As shown in Figure 12A and B, siRNA-loaded NPs can target tumor tissues. Compared with siRNA/SPNPs and siRNA/HSPNPs, siRNA/HFSPNPs has better targeting properties. There was obvious fluorescence at the tumor site at 1 h and more NPs accumulated at the tumor site at 12 h, which indicated that the HA-FA-coated dual-targeting NPs had stronger tumor targeting properties and could deliver more siBMP7 to the tumor site to exert its therapeutic effect.

Figure 12 Whole body fluorescence images of SMMC-7721 subcutaneous xenograft mice (A). The corresponding average radiation efficiency of tumors in vivo (B). Data are presented as mean±SD (n=3). *P<0.05, **P<0.01 vs siRNAFAM/HFSPNPs. Changes in body weight (C) and tumor volume (D) of mice. Data are presented as mean±SD (n=3). *P<0.05 vs control. Changes in tumor weight of mice (E). Data are presented as mean±SD (n=3). *P<0.05, **P<0.01 vs siBMP7/HFSPNPs.

In vivo Antitumor Efficacy

Figure 12C and D showed the differences in body weights and tumor volumes. With the exception of the control group, other groups began to develop less quickly after the 7th day of formulation administration. Tumor volume remained same on day 7 but altered on day 9, while siBMP7/HFSPNPs showed total tumor inhibition before the experiment ended, indicating that treatment with siBMP7/HFSPNPs might more successfully inhibit tumor growth. Ultimately, the siBMP7/HFSPNPs inhibition rate may reach 69.5% based on the tumor quality displayed in Figure 12E. As demonstrated by H&E staining of tumor sections, different formulations reduced severe lesions, with the siBMP7/HFSPNPs group showing the largest preventative advantages (Figure 13A). Western blot might show that siBMP7/HFSPNPs could mute the BMP7 gene more successfully, enabling increased siBMP7 distribution to tumor site through Figure 13B and C.

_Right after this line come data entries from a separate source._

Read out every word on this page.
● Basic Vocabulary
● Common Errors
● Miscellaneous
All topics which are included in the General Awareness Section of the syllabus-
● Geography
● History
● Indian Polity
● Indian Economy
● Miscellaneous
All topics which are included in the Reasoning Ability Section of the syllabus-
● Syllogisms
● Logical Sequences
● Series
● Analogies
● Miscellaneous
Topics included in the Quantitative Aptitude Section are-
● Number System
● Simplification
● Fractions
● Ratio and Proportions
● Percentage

Figure 13 H&E staining of HCC tumor tissues after respective treatments (A) (scale bar, 10 μm). Protein trace images BMP7 (B) and relative molecular expression (C). Data are presented as mean±SD (n=3). *P<0.05, **P<0.01 vs siBMP7/HFSPNPs. The inflammation level of IL-1β (D), TNF-α (E) and IL-6 (F) triggered by siRNA-loaded NPs. Data are presented as mean±SD (n=3). *P<0.05 vs control.

In vivo Biosafety Evaluation

Compared with control group and HFSPNPs, siRNA-loaded NPs did not cause an increase in the expression of various factors in vivo. While siRNA did cause an increase in the expression of various factors in vivo (Figure 13D–F). It can be inferred that the HFSPNPs nanocarrier can effectively reduce the inflammatory response of siRNA in vivo which also explain the reason why siRNA causes a decrease in the weight of mice during the treatment process. In summary, siRNA/HFSPNPs could achieve an efficient and low-toxic anti-tumor effect in the anti-tumor treatment process in vivo.

As shown in Figure 14, several siRNA-loaded NPs formulations demonstrate remarkably in vivo safety. Tumor-bearing mice treated with siRNA-loaded NPs showed no significant injury to the kidney, liver, spleen, lung, or heart aside from the tumor tissue.